Fiscal plan should be Legislature's first priority; any delay is stall tactic
It seems imperative for the welfare of all Alaskans to launch a workable fiscal plan -- as a first priority of any legislative action this year.
Our schools are threatened. Public safety of Alaska could suffer. Public health could decline. Such threats seem to forecast turmoil in the next year or so for my Alaska neighbors and I, if the Legislature fails to initiate a reasonable fiscal plan for support of essential services this year.
Don't calls for cutting spending seem to be nothing but stalling tactics? Especially since funding revenues are needed before legislative budgeting.
Several proposed solutions are before the Legislature to avoid a looming, catastrophic need to divert most of the permanent fund dividend and other funds to emergency expenditures. If nothing is done, solutions are ignored, couldn't such inaction, or delay, result in turning over all your PFD?

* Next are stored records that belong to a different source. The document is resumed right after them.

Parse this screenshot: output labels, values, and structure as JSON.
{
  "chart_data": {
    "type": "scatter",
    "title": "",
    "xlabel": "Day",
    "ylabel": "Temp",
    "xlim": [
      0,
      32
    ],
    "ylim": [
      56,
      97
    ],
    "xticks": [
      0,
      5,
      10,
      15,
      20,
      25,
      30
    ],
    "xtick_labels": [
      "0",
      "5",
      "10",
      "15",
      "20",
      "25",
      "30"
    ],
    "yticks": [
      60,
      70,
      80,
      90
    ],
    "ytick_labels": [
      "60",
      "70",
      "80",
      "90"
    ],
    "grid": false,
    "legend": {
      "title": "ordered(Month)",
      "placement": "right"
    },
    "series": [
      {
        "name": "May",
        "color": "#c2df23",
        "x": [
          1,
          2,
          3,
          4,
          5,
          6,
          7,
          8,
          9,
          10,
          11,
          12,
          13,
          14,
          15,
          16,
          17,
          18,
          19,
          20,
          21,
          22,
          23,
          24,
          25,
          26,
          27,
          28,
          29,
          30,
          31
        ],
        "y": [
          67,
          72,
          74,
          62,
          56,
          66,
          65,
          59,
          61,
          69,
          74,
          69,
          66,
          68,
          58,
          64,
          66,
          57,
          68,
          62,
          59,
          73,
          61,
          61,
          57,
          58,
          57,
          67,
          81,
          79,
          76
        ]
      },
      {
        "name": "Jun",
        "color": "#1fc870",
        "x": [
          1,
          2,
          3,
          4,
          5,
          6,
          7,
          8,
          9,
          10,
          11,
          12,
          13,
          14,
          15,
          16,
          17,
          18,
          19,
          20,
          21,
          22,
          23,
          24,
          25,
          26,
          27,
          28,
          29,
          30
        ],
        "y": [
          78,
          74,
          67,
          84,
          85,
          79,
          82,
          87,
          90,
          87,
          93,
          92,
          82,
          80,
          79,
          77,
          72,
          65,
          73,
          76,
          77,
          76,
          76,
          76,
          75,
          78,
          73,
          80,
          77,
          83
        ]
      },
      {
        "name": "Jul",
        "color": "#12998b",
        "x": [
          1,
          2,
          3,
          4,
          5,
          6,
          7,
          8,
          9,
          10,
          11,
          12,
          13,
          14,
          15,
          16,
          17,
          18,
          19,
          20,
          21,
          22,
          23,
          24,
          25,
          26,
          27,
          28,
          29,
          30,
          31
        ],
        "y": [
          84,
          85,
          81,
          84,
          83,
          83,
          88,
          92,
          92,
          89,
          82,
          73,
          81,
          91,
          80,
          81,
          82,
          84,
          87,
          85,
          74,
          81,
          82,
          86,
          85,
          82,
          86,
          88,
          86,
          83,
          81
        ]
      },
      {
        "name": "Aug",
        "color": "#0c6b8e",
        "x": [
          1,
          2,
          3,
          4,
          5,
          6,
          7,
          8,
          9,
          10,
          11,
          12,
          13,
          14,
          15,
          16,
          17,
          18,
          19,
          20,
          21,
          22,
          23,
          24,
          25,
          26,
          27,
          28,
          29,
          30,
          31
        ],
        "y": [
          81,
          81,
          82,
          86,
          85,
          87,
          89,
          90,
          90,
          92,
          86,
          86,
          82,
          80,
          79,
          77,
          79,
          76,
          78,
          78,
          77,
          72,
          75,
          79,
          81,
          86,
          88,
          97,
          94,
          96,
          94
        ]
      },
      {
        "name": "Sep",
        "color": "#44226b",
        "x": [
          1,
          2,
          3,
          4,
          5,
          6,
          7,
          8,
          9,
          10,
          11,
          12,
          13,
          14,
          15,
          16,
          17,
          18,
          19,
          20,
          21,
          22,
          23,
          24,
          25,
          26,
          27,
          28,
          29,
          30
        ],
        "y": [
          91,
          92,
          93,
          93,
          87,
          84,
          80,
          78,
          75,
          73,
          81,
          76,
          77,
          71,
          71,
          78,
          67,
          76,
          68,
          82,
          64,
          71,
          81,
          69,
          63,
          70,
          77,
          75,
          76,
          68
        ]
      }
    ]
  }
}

Call your legislators (they have "800" numbers), e-mail, fax or use conventional mail, to urge they adopt a reasonable fiscal plan this year.
James E. Fisher
Message to legislators: Tax oil, not Alaskans
In 1974, Saudi established "OPEC-Terms," an oil tax-rate equaling 80 to 85 percent of profits.
In 1998, Phillips paid $250 million for drilling rights in Kazakhstan. The contract allows Phillips to keep about 17 percent of profits. Kazakhstan keeps about 83 percent.
Alaska's Prudhoe Bay severance tax rate is 15 percent and Alaska's royalty is 12.5 percent. The feds take 24 percent.
All other government charges combined, our oil companies keep about 43 percent of profits from the sale of our oil -- over twice what they accept in places with higher risk.
Over the last 25 years, Kuwait produced about the same amount of oil as Alaska.
Even though Kuwait has 350,000 more citizens than Alaska, each Kuwaiti receives between $10,000 and $16,000 in annual dividends and Kuwait's permanent fund is 10 times bigger than ours. All from a similar amount of oil!
What's wrong with this picture?
People owing their political existence to oil companies dominate our Legislature.
They are planning to raise your taxes and cut your services to balance the budget; unfortunately, there isn't enough money in the pockets of Alaskans to balance the budget.
Alaska could double its income from oil by managing our resources in a manner consistent with world markets. If we don't, this state is destined for bankruptcy.
If we start before the oil runs out, we can grow our permanent fund to the size necessary to continue to pay dividends and fund government from its earnings.
But it won't happen unless we deliver the message. Tax oil not me!